Yohaan Benjamin

Personal information
- Full name: Yohaan Benjamin
- Date of birth: August 29, 2007 (age 18)
- Place of birth: Maharashtra, India
- Position: Winger

Team information
- Current team: NK Bravo U19

Youth career
- Minerva Academy
- Football Academy of Bangalore
- Conscient Football Mumbai
- Shillong Lajong
- 2025–: NK Bravo

International career
- Years: Team / Apps / (Gls)
- 2025–: India U19 / 4 / (0)

= Yohaan Benjamin =

Indian footballer

Yohaan Benjamin (born 29 August 2007) is an Indian footballer who plays as a winger for the under-19 team of Slovenian club NK Bravo. In 2025, he became the first Indian footballer to be included in a squad for the UEFA Youth League..

== Early life and youth career ==
Benjamin was born in Maharashtra, India to a Malayali father, Gautam Benjamin and a Telugu mother, Anuli Katakam. He began his youth career at Minerva Academy, Football Academy of Bangalore and Conscient Football Mumbai. Later, he joined the youth academy of Shillong Lajong, progressing through their under-17 and under-21 teams. He was part of the club’s youth side that competed in the U17 Youth League.

== Early career ==
=== Shillong Lajong ===
Benjamin developed through Shillong Lajong’s academy system and represented the club in national youth competitions.

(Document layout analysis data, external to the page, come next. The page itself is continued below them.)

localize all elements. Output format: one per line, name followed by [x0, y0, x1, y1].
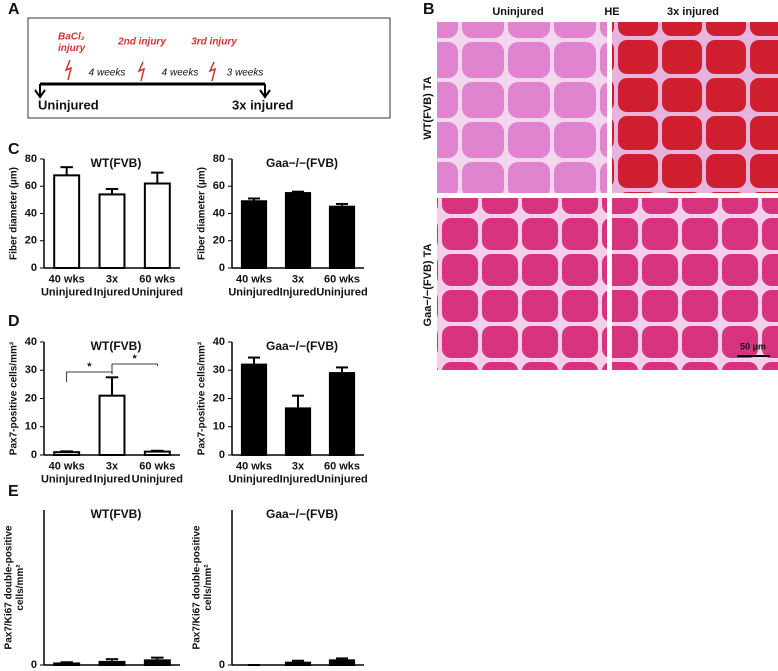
x-tick-label: 60 wks Uninjured [132, 461, 183, 486]
y-tick-label: 60 [213, 180, 225, 192]
y-tick-label: 30 [213, 364, 225, 376]
chart-title: WT(FVB) [91, 507, 142, 521]
y-tick-label: 0 [31, 262, 37, 274]
y-tick-label: 80 [213, 153, 225, 165]
y-tick-label: 30 [25, 364, 37, 376]
y-tick-label: 60 [25, 180, 37, 192]
y-axis-label: Pax7-positive cells/mm² [9, 341, 20, 455]
y-tick-label: 0 [31, 449, 37, 461]
bar [240, 200, 268, 269]
injury-label: BaCl₂ injury [58, 31, 86, 54]
x-tick-label: 3x Injured [280, 274, 317, 299]
significance-label: * [87, 361, 92, 373]
micrograph [437, 198, 607, 370]
x-tick-label: 60 wks Uninjured [316, 274, 367, 299]
y-axis-label: Fiber diameter (µm) [9, 167, 20, 260]
y-tick-label: 10 [213, 421, 225, 433]
injury-label: 2nd injury [117, 37, 166, 48]
panel-label: B [423, 1, 435, 18]
y-tick-label: 20 [213, 392, 225, 404]
y-tick-label: 0 [31, 659, 37, 671]
x-tick-label: 3x Injured [94, 274, 131, 299]
bar [143, 182, 171, 269]
panel-label: E [8, 483, 19, 500]
bar [284, 407, 312, 457]
x-tick-label: 3x Injured [280, 461, 317, 486]
bar [98, 660, 126, 667]
panel-label: C [8, 141, 20, 158]
x-tick-label: 40 wks Uninjured [228, 461, 279, 486]
y-axis-label: Pax7-positive cells/mm² [197, 341, 208, 455]
y-tick-label: 40 [213, 336, 225, 348]
interval-label: 3 weeks [227, 68, 264, 79]
y-tick-label: 10 [25, 421, 37, 433]
bar [328, 372, 356, 457]
chart-title: Gaa−/−(FVB) [266, 339, 338, 353]
y-axis-label: Pax7/Ki67 double-positivecells/mm² [191, 525, 214, 649]
x-tick-label: 60 wks Uninjured [316, 461, 367, 486]
x-tick-label: 40 wks Uninjured [228, 274, 279, 299]
panel-label: D [8, 313, 20, 330]
y-tick-label: 0 [219, 449, 225, 461]
y-axis-label: Fiber diameter (µm) [197, 167, 208, 260]
scale-label: 50 µm [740, 341, 766, 351]
start-label: Uninjured [38, 97, 99, 112]
interval-label: 4 weeks [162, 68, 199, 79]
schema-box [27, 17, 391, 119]
row-header: WT(FVB) TA [422, 76, 434, 139]
column-header: 3x injured [667, 6, 719, 18]
x-tick-label: 40 wks Uninjured [41, 461, 92, 486]
chart-title: WT(FVB) [91, 156, 142, 170]
bar [53, 174, 81, 270]
micrograph [437, 22, 607, 193]
micrograph [612, 198, 778, 370]
bar [98, 193, 126, 269]
bar [240, 363, 268, 457]
timeline-ends [34, 84, 271, 99]
significance-label: * [133, 353, 138, 365]
bar [98, 394, 126, 456]
chart-title: Gaa−/−(FVB) [266, 156, 338, 170]
x-tick-label: 60 wks Uninjured [132, 274, 183, 299]
column-header: HE [604, 6, 619, 18]
bar [53, 662, 81, 667]
bar [143, 659, 171, 666]
column-header: Uninjured [492, 6, 543, 18]
micrograph [612, 22, 778, 193]
y-tick-label: 0 [219, 659, 225, 671]
chart-title: WT(FVB) [91, 339, 142, 353]
bar [143, 450, 171, 456]
bar [328, 659, 356, 666]
row-header: Gaa−/−(FVB) TA [422, 243, 434, 326]
y-tick-label: 20 [25, 235, 37, 247]
injury-label: 3rd injury [191, 37, 237, 48]
y-tick-label: 20 [213, 235, 225, 247]
significance-bracket [66, 371, 113, 382]
bar [284, 192, 312, 269]
x-tick-label: 40 wks Uninjured [41, 274, 92, 299]
y-axis-label: Pax7/Ki67 double-positivecells/mm² [3, 525, 26, 649]
y-tick-label: 40 [213, 207, 225, 219]
x-tick-label: 3x Injured [94, 461, 131, 486]
y-tick-label: 0 [219, 262, 225, 274]
significance-bracket [111, 363, 158, 374]
interval-label: 4 weeks [89, 68, 126, 79]
end-label: 3x injured [232, 97, 293, 112]
bar [328, 205, 356, 269]
panel-label: A [8, 1, 20, 18]
y-tick-label: 40 [25, 207, 37, 219]
bar [284, 661, 312, 666]
y-tick-label: 20 [25, 392, 37, 404]
bar [53, 451, 81, 456]
injury-bolts [64, 59, 217, 82]
y-tick-label: 40 [25, 336, 37, 348]
chart-title: Gaa−/−(FVB) [266, 507, 338, 521]
y-tick-label: 80 [25, 153, 37, 165]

His performances at youth level attracted attention from overseas scouts. He scored nine goals in 13 games for their under-17 sides, which included six goals in the U17 Youth League.

=== NK Bravo ===
In 2025, Benjamin joined the under-19 team of Slovenian club NK Bravo, becoming one of the few Indian youth players to move to Europe. He has appeared for the club in the NextGen Liga, the top-tier youth competition in Slovenia, making 4 appearances and scoring 2 goals. NK Bravo qualified for the UEFA Youth League after winning the Slovenian youth championship. Benjamin was included in the club’s under-19 squad for their second-round tie against Porto U19, becoming the first Indian footballer to be selected for the competition.

== International career ==
Benjamin has represented India U19 at the 2025 SAFF U-19 Championship, appearing in four matches as India won the title.